In Venice we paid 17,000 Lire for a seafood meal. I mean, really.

I paid more for a Florentine steak, but it was worth every centime.

The climb up the Leaning Tower of Pisa was ‘hairy’ to say the least, because the tower, well, it leans, and there were no safety rails, or people in high viz jackets, or STOP/GO people.

Now, the best example of budget blowing Marie and I incurred, took place in Cannes on the French Riviera, where we both had fish soup and I also had sole, done with macadamia nuts. I think I might have had a few oysters as well.

On the way back to our hotel in Nice, we saw the villas of actors, Michael Caine and Douglas Fairbanks Junior.

In Paris, our night tour was a bit of a fizzer. The dinner was ordinary and the stage show below par as well (the curtains were dirty) with the girls not up to the class of lass I grew up with in northern New South Wales. The magician had a shocker, dropping a salt shaker on the glass floor, which shattered. There’s no way that could have happened to the great Aussie magician, Phil Cass, although his coach at Brisbane Souths, Bob McCarthy could not understand how Phil was such a clumsy handler of the rugby league football.

“He can pull a rabbit out of his bottom, but he can’t catch a football,” Macca once said.

Digby Holmes told us he had been a tour guide for 13 years, with one of his most harrowing experiences the witnessing of a bus crash on the Arlberg Pass in Austria, which resulted in 17 deaths.

He ‘got’ a few of the more gullible tourists a few times. e.g. – pointing out the pasta bushes outside Rome. I must confess to turning my head to have a look.

Anyway, the weather was kind to us on tour – just the one wet day – in Paris.

I wish I could say we made friends for life, but that’s not the case. We kept in touch with Albany Creek based Bill and Diane White back in Brisbane, for a time. But that was it. We got along fine with everyone, but there was no real ‘bonding’.

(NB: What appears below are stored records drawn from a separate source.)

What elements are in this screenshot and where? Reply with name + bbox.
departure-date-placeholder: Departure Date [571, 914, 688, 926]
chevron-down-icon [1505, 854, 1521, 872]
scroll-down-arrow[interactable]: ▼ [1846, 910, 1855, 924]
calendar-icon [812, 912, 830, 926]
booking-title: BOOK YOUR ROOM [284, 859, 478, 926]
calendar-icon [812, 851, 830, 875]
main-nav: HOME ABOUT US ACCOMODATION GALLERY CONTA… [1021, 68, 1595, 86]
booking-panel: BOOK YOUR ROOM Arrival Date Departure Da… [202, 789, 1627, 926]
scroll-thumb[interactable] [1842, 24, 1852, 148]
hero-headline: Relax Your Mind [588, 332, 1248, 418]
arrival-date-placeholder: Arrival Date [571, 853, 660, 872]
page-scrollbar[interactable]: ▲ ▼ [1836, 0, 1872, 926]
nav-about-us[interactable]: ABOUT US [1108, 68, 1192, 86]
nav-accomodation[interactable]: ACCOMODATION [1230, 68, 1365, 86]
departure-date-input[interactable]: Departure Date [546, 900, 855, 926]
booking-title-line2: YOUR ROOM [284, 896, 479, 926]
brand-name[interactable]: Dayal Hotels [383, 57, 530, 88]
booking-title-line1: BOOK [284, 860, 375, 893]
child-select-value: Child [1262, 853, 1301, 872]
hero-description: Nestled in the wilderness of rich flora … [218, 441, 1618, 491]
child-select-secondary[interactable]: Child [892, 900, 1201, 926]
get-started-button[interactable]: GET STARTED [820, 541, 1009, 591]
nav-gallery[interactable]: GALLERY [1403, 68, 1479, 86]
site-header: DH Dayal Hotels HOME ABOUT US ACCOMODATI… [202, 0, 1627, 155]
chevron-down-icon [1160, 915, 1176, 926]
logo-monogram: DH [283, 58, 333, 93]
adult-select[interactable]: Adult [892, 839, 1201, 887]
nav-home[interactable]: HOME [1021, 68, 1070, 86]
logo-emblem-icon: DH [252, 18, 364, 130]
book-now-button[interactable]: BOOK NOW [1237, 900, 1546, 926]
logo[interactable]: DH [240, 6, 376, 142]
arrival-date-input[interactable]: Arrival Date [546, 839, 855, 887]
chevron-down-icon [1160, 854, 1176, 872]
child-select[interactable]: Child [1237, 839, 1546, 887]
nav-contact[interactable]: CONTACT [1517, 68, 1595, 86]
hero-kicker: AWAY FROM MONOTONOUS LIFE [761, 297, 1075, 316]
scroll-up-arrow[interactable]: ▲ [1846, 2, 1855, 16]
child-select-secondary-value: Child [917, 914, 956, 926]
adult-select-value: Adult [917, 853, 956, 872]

The single girls on the trip were disappointed there weren’t more single men. A young single, male dentist from Israel – Cobi Landsberg – was the centre of attention for most of the single girls. No dentist jokes please. But he did have a smile on his face for most of the trip.

Photo 2: Bill White with Marie Ricketts (left) and Bill’s wife, Diane on top of Mt Rigi, Switzerland.